The reason for the low bond raises was that the government rates had been much lower than what market participants thought they should be for a very long time, but the government kept rejecting any bids higher because they had cash. When the government ran out of liquidity, they needed to raise more but participants wanted the right rate that reflected the true risk of the bonds, thus the rate on the bonds were bid higher. The yield curve has been going up but the Treasury is being measured about how they do it, so they still reject a number of bids. Moral of the story is that interest rates may have come down and remained low but market interest rates have actually ticked up.
Bonds Total Returns at December 2021
Ironically, the proceeds from the auction were to fund the Economic Recovery Transformation Plan (ERTP), which was to boost the economy. Observers say Botswana has not seen that actually feed into the economy in any way yet and the monetary policy alone cannot boost the economy.

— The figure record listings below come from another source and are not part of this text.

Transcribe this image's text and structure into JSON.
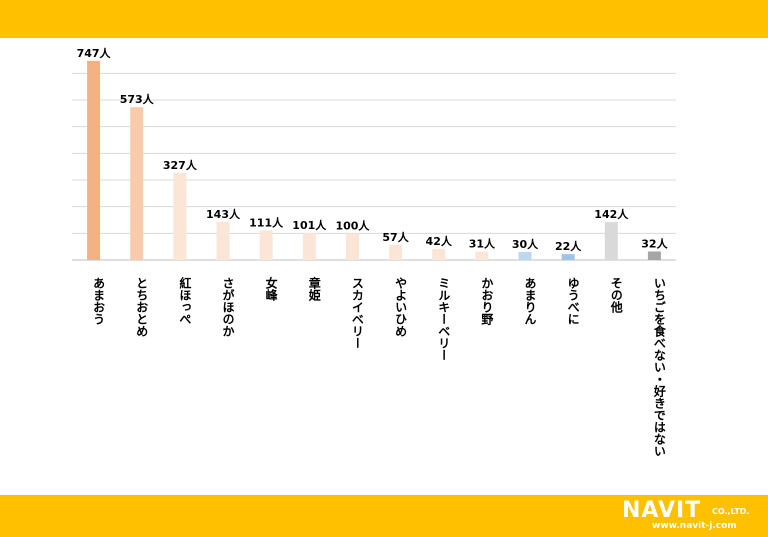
{
  "chart_data": {
    "type": "bar",
    "categories": [
      "あまおう",
      "とちおとめ",
      "紅ほっぺ",
      "さがほのか",
      "女峰",
      "章姫",
      "スカイベリー",
      "やよいひめ",
      "ミルキーベリー",
      "かおり野",
      "あまりん",
      "ゆうべに",
      "その他",
      "いちごを食べない・好きではない"
    ],
    "values": [
      747,
      573,
      327,
      143,
      111,
      101,
      100,
      57,
      42,
      31,
      30,
      22,
      142,
      32
    ],
    "value_labels": [
      "747人",
      "573人",
      "327人",
      "143人",
      "111人",
      "101人",
      "100人",
      "57人",
      "42人",
      "31人",
      "30人",
      "22人",
      "142人",
      "32人"
    ],
    "bar_colors": [
      "#F4B183",
      "#F8CBAD",
      "#FBE5D6",
      "#FBE5D6",
      "#FBE5D6",
      "#FBE5D6",
      "#FBE5D6",
      "#FBE5D6",
      "#FBE5D6",
      "#FBE5D6",
      "#BDD7EE",
      "#9DC3E6",
      "#D9D9D9",
      "#A6A6A6"
    ],
    "ylim": [
      0,
      750
    ],
    "gridlines": [
      0,
      100,
      200,
      300,
      400,
      500,
      600,
      700
    ],
    "grid": true,
    "legend": "none"
  },
  "colors": {
    "band": "#FFC000",
    "gridline": "#D9D9D9",
    "text": "#000000"
  },
  "logo": {
    "mark": "NAVIT",
    "company": "CO.,LTD.",
    "url": "www.navit-j.com"
  }
}
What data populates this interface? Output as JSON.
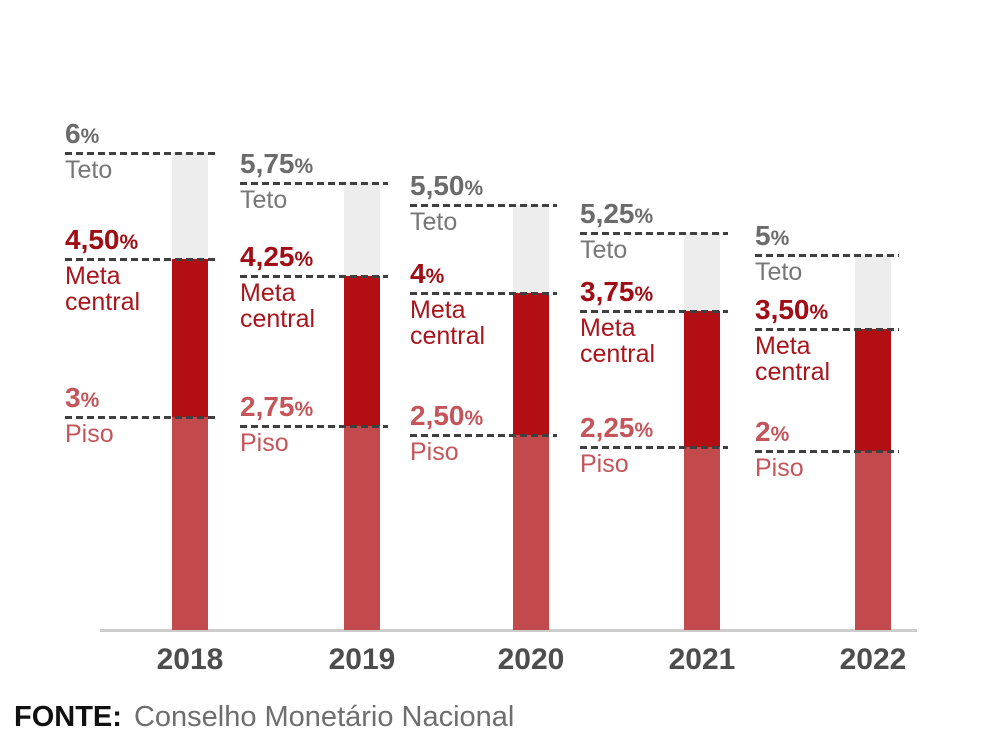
{
  "chart_data": {
    "type": "bar",
    "categories": [
      "2018",
      "2019",
      "2020",
      "2021",
      "2022"
    ],
    "series": [
      {
        "name": "Teto",
        "values": [
          6,
          5.75,
          5.5,
          5.25,
          5
        ]
      },
      {
        "name": "Meta central",
        "values": [
          4.5,
          4.25,
          4,
          3.75,
          3.5
        ]
      },
      {
        "name": "Piso",
        "values": [
          3,
          2.75,
          2.5,
          2.25,
          2
        ]
      }
    ],
    "unit": "%",
    "xlabel": "",
    "ylabel": "",
    "grid": false,
    "legend_position": "inline-annotations",
    "display_labels": [
      {
        "year": "2018",
        "teto": "6%",
        "meta": "4,50%",
        "piso": "3%"
      },
      {
        "year": "2019",
        "teto": "5,75%",
        "meta": "4,25%",
        "piso": "2,75%"
      },
      {
        "year": "2020",
        "teto": "5,50%",
        "meta": "4%",
        "piso": "2,50%"
      },
      {
        "year": "2021",
        "teto": "5,25%",
        "meta": "3,75%",
        "piso": "2,25%"
      },
      {
        "year": "2022",
        "teto": "5%",
        "meta": "3,50%",
        "piso": "2%"
      }
    ]
  },
  "annotations": {
    "teto_label": "Teto",
    "meta_label": "Meta central",
    "piso_label": "Piso"
  },
  "footer": {
    "source_label": "FONTE:",
    "source_text": "Conselho Monetário Nacional"
  },
  "colors": {
    "bar_teto_segment": "#ededed",
    "bar_meta_segment": "#b30e13",
    "bar_piso_segment": "#c34a4c",
    "teto_text_value": "#6b6b6b",
    "teto_text_label": "#777777",
    "meta_text_value": "#a00d14",
    "meta_text_label": "#a8151c",
    "piso_text_value": "#c4555a",
    "piso_text_label": "#c4555a",
    "dash_line": "#3f3f3f",
    "axis_line": "#cccccc",
    "year_text": "#4d4d4d"
  }
}
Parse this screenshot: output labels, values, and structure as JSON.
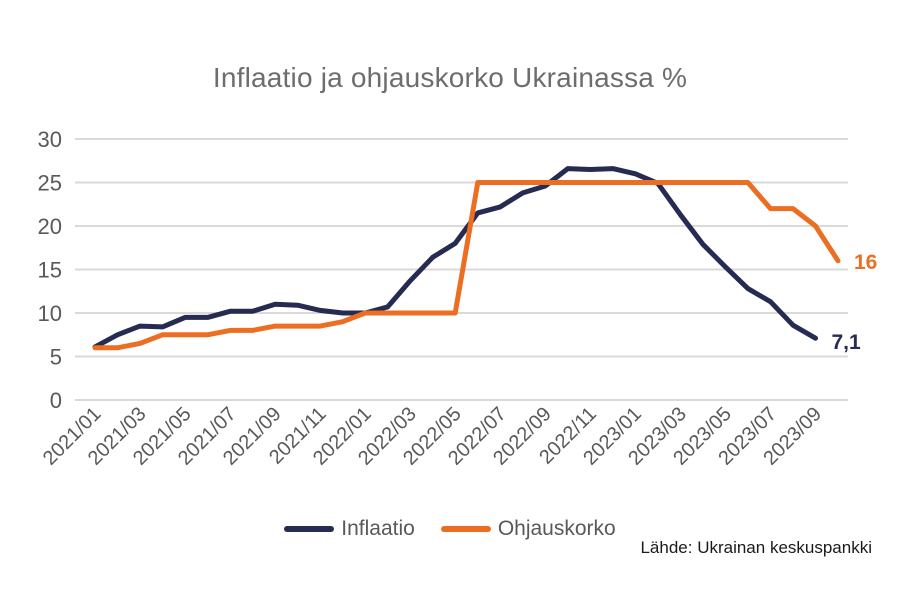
{
  "title": "Inflaatio ja ohjauskorko Ukrainassa %",
  "source": "Lähde: Ukrainan keskuspankki",
  "colors": {
    "inflation": "#262b52",
    "policy_rate": "#ec6e22",
    "grid": "#d9d9d9",
    "tick_text": "#595959",
    "title_text": "#6d6d6d",
    "source_text": "#1a1a1a",
    "background": "#ffffff"
  },
  "legend": {
    "items": [
      {
        "label": "Inflaatio",
        "color": "#262b52"
      },
      {
        "label": "Ohjauskorko",
        "color": "#ec6e22"
      }
    ],
    "position": "bottom"
  },
  "chart_data": {
    "type": "line",
    "title": "Inflaatio ja ohjauskorko Ukrainassa %",
    "xlabel": "",
    "ylabel": "",
    "ylim": [
      0,
      30
    ],
    "yticks": [
      0,
      5,
      10,
      15,
      20,
      25,
      30
    ],
    "grid": true,
    "legend_position": "bottom",
    "x": [
      "2021/01",
      "2021/02",
      "2021/03",
      "2021/04",
      "2021/05",
      "2021/06",
      "2021/07",
      "2021/08",
      "2021/09",
      "2021/10",
      "2021/11",
      "2021/12",
      "2022/01",
      "2022/02",
      "2022/03",
      "2022/04",
      "2022/05",
      "2022/06",
      "2022/07",
      "2022/08",
      "2022/09",
      "2022/10",
      "2022/11",
      "2022/12",
      "2023/01",
      "2023/02",
      "2023/03",
      "2023/04",
      "2023/05",
      "2023/06",
      "2023/07",
      "2023/08",
      "2023/09",
      "2023/10"
    ],
    "x_tick_every": 2,
    "x_tick_labels": [
      "2021/01",
      "2021/03",
      "2021/05",
      "2021/07",
      "2021/09",
      "2021/11",
      "2022/01",
      "2022/03",
      "2022/05",
      "2022/07",
      "2022/09",
      "2022/11",
      "2023/01",
      "2023/03",
      "2023/05",
      "2023/07",
      "2023/09"
    ],
    "series": [
      {
        "name": "Inflaatio",
        "color": "#262b52",
        "end_label": "7,1",
        "values": [
          6.1,
          7.5,
          8.5,
          8.4,
          9.5,
          9.5,
          10.2,
          10.2,
          11.0,
          10.9,
          10.3,
          10.0,
          10.0,
          10.7,
          13.7,
          16.4,
          18.0,
          21.5,
          22.2,
          23.8,
          24.6,
          26.6,
          26.5,
          26.6,
          26.0,
          24.9,
          21.3,
          17.9,
          15.3,
          12.8,
          11.3,
          8.6,
          7.1
        ]
      },
      {
        "name": "Ohjauskorko",
        "color": "#ec6e22",
        "end_label": "16",
        "values": [
          6,
          6,
          6.5,
          7.5,
          7.5,
          7.5,
          8,
          8,
          8.5,
          8.5,
          8.5,
          9,
          10,
          10,
          10,
          10,
          10,
          25,
          25,
          25,
          25,
          25,
          25,
          25,
          25,
          25,
          25,
          25,
          25,
          25,
          22,
          22,
          20,
          16
        ]
      }
    ]
  }
}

The Business Weekly & Review also asked Kavishe what the central bank could do in place of interest rate hikes. “There’s still additional stuff central banks have been doing to try and preserve what is going on in the economy,” he said. While he would not speak on Botswana on its own, he said lose monetary policy can be kept in the form of reserve requirement ratio as interest rates hike. This is to support other aspects of the economy. “We have seen other people debate about how quickly they are going to increase the prime lending rate. You have your repo rate/benchmark going up, but then you don’t have an increase in prime lending rate,” Kavishe said, noting that this allows “your domestic people to not feel as much pressure when they are borrowing credit”. “Especially in times like these when credit is hovering between 5 and 6 percent. You want to have a conversation about how quickly you can do it and whether you can reduce that spread between what happening at prime lending rate and what is happening with repo rate,” Kavishe explained.